Start with the presidential campaign. It was jam packed with debate, discussion and outright argument about tax policy, who should pay more, who should pay less and the such. The election was only recent history when the fiscal cliff fight broke out. The nation went to the 11th hour on that one, with additional battles yet to be fought over raising the debt ceiling. And then in recent days, virtually all Americans found their first paycheck of the new year somewhat lighter because a two-year rollback of payroll taxes, enacted to stimulate the economy, had expired. And, of course, it's tax preparation season until mid April and all Americans are preparing to have their 2012 returns completed and filed.

So, it was against that backdrop that Internal Revenue Service Special Agent Cindy Burnett visited the Upper Peninsula recently, to underscore the need for security, especially in the area of identity theft.

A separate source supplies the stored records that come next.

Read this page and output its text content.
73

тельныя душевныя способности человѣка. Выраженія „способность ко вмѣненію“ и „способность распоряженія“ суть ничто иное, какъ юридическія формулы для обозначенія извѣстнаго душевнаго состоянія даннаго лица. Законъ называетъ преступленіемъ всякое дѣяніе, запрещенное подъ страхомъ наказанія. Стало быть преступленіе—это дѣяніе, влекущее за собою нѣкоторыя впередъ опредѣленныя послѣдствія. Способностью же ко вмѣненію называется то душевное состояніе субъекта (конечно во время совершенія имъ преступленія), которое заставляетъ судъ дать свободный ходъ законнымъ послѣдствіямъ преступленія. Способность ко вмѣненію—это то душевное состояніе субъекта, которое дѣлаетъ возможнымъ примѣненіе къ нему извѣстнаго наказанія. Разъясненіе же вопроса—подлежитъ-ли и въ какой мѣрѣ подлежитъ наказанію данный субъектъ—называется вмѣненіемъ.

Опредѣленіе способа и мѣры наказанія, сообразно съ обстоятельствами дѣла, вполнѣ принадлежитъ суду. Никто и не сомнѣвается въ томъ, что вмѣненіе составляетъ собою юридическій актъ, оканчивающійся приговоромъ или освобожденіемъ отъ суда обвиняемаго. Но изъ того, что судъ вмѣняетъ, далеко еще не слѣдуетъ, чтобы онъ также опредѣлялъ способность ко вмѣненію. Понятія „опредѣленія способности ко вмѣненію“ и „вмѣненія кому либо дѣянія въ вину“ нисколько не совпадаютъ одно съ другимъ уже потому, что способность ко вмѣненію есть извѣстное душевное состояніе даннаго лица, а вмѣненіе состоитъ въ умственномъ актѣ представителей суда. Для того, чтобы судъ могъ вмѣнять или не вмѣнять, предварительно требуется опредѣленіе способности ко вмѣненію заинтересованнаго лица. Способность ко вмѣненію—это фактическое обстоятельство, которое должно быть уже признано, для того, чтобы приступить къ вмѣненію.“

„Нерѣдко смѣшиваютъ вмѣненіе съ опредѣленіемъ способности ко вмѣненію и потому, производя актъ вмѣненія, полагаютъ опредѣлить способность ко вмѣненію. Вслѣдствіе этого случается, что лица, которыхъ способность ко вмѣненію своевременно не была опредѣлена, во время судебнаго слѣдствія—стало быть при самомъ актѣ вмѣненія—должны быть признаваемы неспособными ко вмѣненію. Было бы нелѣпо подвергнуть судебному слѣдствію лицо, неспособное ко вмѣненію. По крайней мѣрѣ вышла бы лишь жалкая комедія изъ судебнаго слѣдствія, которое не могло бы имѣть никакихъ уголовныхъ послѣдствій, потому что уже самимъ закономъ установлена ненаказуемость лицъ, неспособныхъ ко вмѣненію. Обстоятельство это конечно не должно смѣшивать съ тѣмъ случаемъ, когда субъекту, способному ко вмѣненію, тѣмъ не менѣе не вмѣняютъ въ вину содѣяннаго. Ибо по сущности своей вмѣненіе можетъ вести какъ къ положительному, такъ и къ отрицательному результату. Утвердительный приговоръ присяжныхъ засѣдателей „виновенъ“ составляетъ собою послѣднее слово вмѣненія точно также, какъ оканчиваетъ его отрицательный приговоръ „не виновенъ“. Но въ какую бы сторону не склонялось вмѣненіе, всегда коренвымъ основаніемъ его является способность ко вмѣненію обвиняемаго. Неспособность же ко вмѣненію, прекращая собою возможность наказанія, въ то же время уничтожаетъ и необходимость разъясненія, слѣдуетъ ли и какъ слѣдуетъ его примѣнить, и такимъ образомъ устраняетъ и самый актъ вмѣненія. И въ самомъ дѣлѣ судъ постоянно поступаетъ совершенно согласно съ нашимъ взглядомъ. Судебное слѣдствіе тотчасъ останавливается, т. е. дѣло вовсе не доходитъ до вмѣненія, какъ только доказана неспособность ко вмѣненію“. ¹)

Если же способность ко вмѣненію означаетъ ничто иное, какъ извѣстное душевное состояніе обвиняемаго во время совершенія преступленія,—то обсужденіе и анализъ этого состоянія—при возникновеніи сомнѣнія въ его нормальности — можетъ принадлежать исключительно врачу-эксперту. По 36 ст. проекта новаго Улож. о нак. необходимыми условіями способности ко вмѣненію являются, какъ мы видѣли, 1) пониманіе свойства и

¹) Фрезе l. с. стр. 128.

"We've got a lot of identity theft going on," Burnett told Mining Journal Staff Writer Jackie Stark for a front-page story Saturday. Burnett works in the IRS' criminal investigation department that covers the Upper Peninsula and northern Lower Peninsula. Scammers, the special agent said, employ all kinds of electronic means and methods to achieve their goals - which often is filing a fraudulent tax return - including text messages, emails and even through social media vehicles such as Facebook.

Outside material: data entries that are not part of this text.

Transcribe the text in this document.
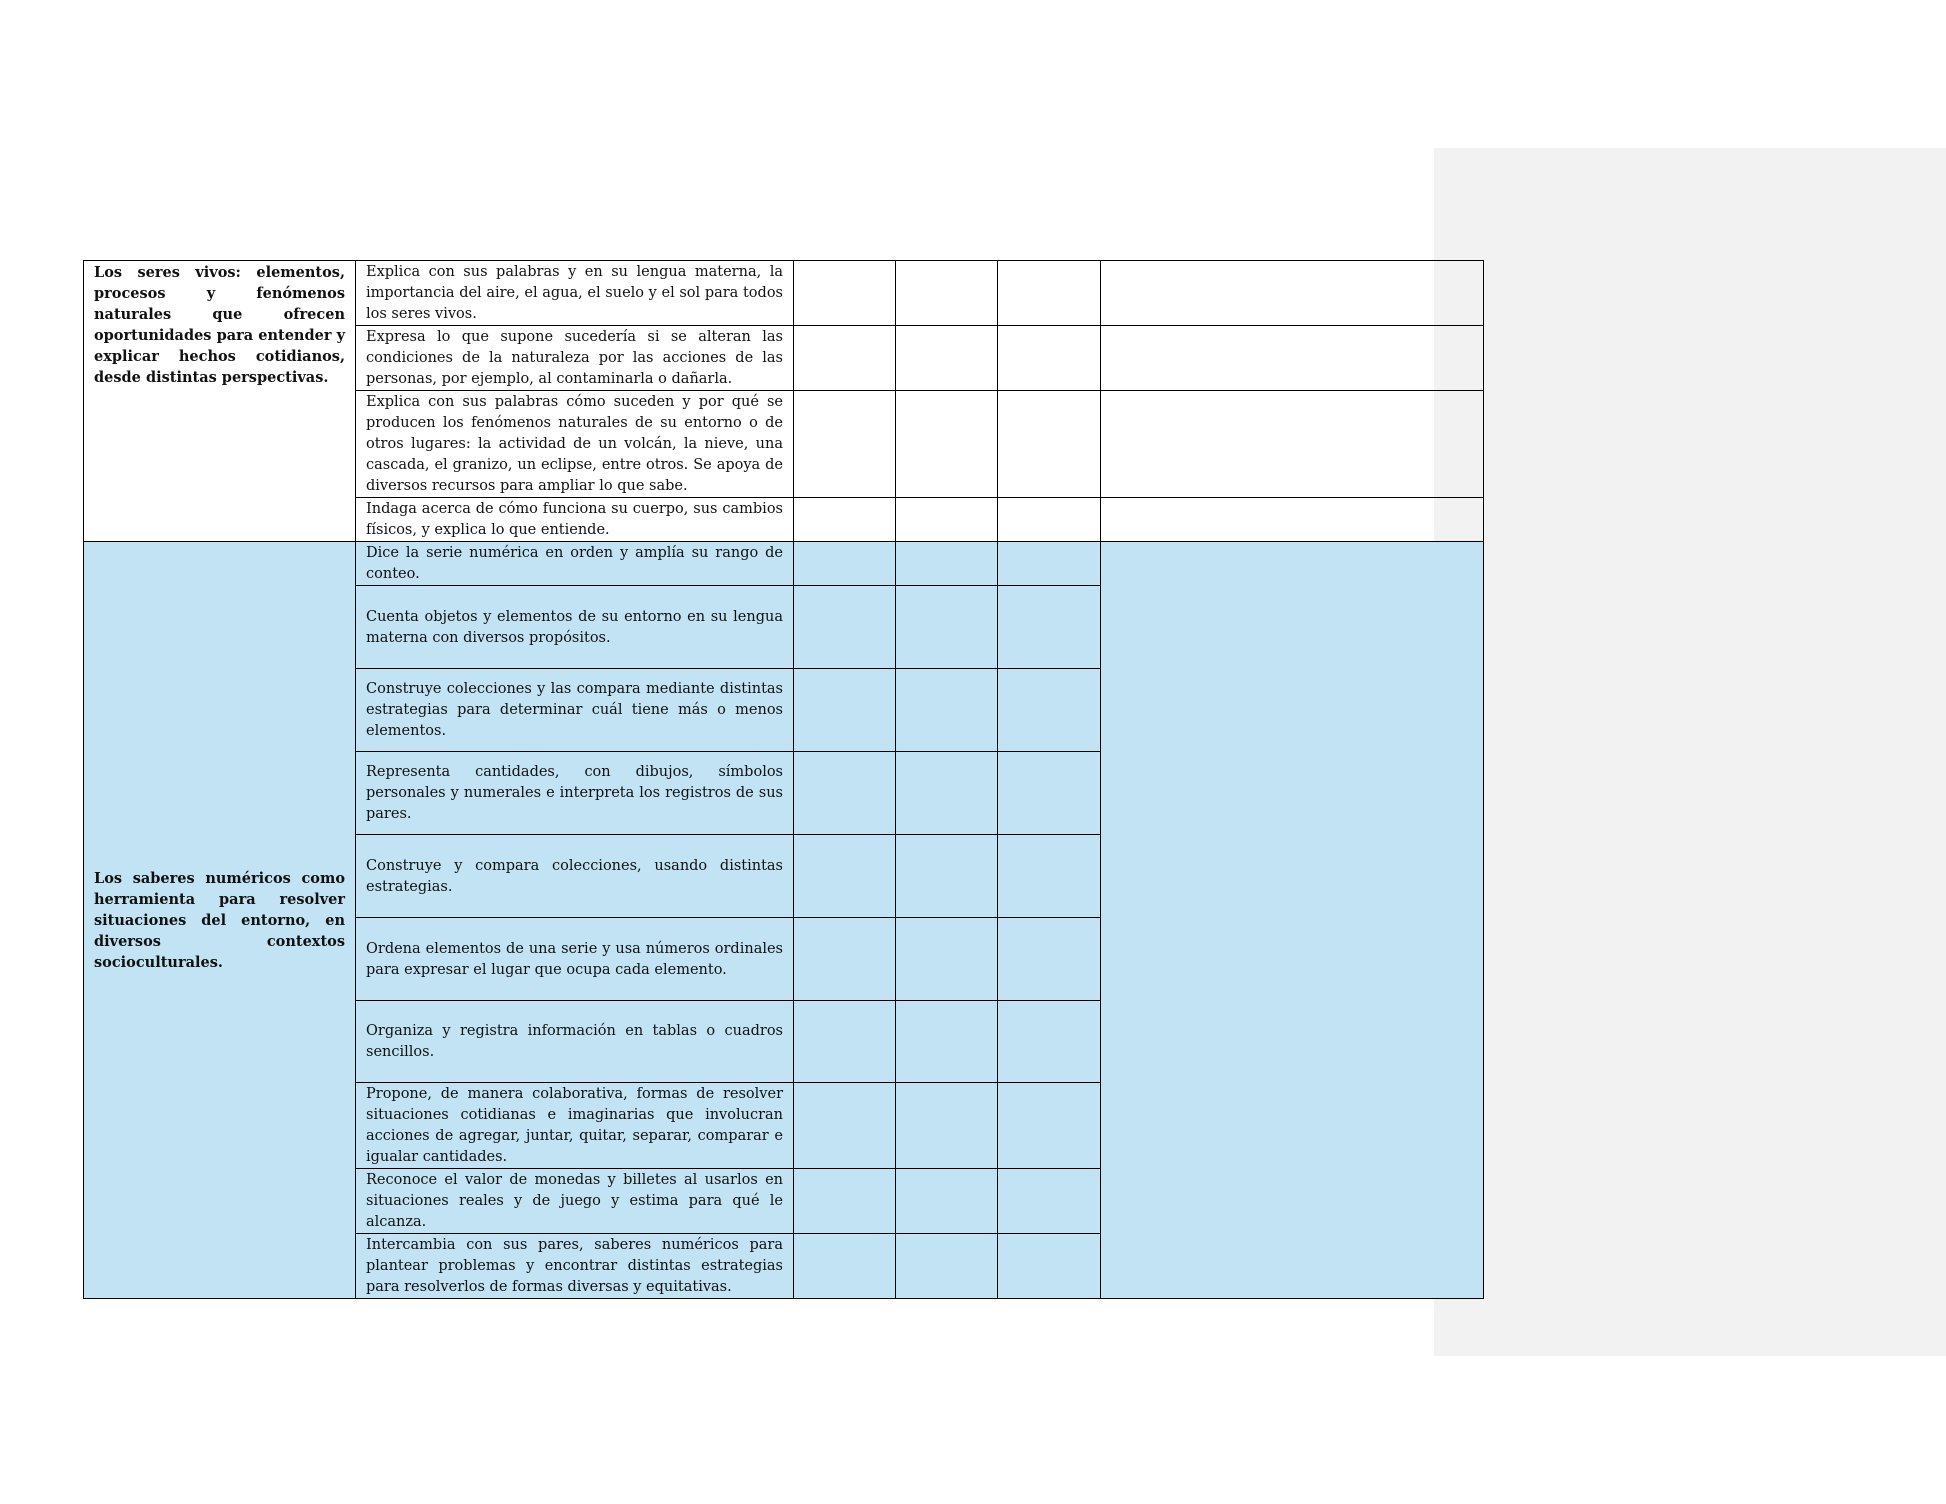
Los seres vivos: elementos, procesos y fenómenos naturales que ofrecen oportunidades para entender y explicar hechos cotidianos, desde distintas perspectivas.	Explica con sus palabras y en su lengua materna, la importancia del aire, el agua, el suelo y el sol para todos los seres vivos.				
	Expresa lo que supone sucedería si se alteran las condiciones de la naturaleza por las acciones de las personas, por ejemplo, al contaminarla o dañarla.				
	Explica con sus palabras cómo suceden y por qué se producen los fenómenos naturales de su entorno o de otros lugares: la actividad de un volcán, la nieve, una cascada, el granizo, un eclipse, entre otros. Se apoya de diversos recursos para ampliar lo que sabe.				
	Indaga acerca de cómo funciona su cuerpo, sus cambios físicos, y explica lo que entiende.				
Los saberes numéricos como herramienta para resolver situaciones del entorno, en diversos contextos socioculturales.	Dice la serie numérica en orden y amplía su rango de conteo.				
	Cuenta objetos y elementos de su entorno en su lengua materna con diversos propósitos.				
	Construye colecciones y las compara mediante distintas estrategias para determinar cuál tiene más o menos elementos.				
	Representa cantidades, con dibujos, símbolos personales y numerales e interpreta los registros de sus pares.				
	Construye y compara colecciones, usando distintas estrategias.				
	Ordena elementos de una serie y usa números ordinales para expresar el lugar que ocupa cada elemento.				
	Organiza y registra información en tablas o cuadros sencillos.				
	Propone, de manera colaborativa, formas de resolver situaciones cotidianas e imaginarias que involucran acciones de agregar, juntar, quitar, separar, comparar e igualar cantidades.				
	Reconoce el valor de monedas y billetes al usarlos en situaciones reales y de juego y estima para qué le alcanza.				
	Intercambia con sus pares, saberes numéricos para plantear problemas y encontrar distintas estrategias para resolverlos de formas diversas y equitativas.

The thing to remember about the IRS, she said, is that a letter on official letterhead would arrive via traditional mail. It would be up to the addressee to make the next contact, or potentially risk an in-person visit.

In 2012, the agency stopped about $20 billion in bogus returns, she noted, occasionally getting tips about scammers from newspapers and other media.

Her basic advice makes sense: Take care with personal information, especially Social Security numbers. Never assume that an electronic contact is legitimate. And if it sounds too good to be true, it almost certainly is.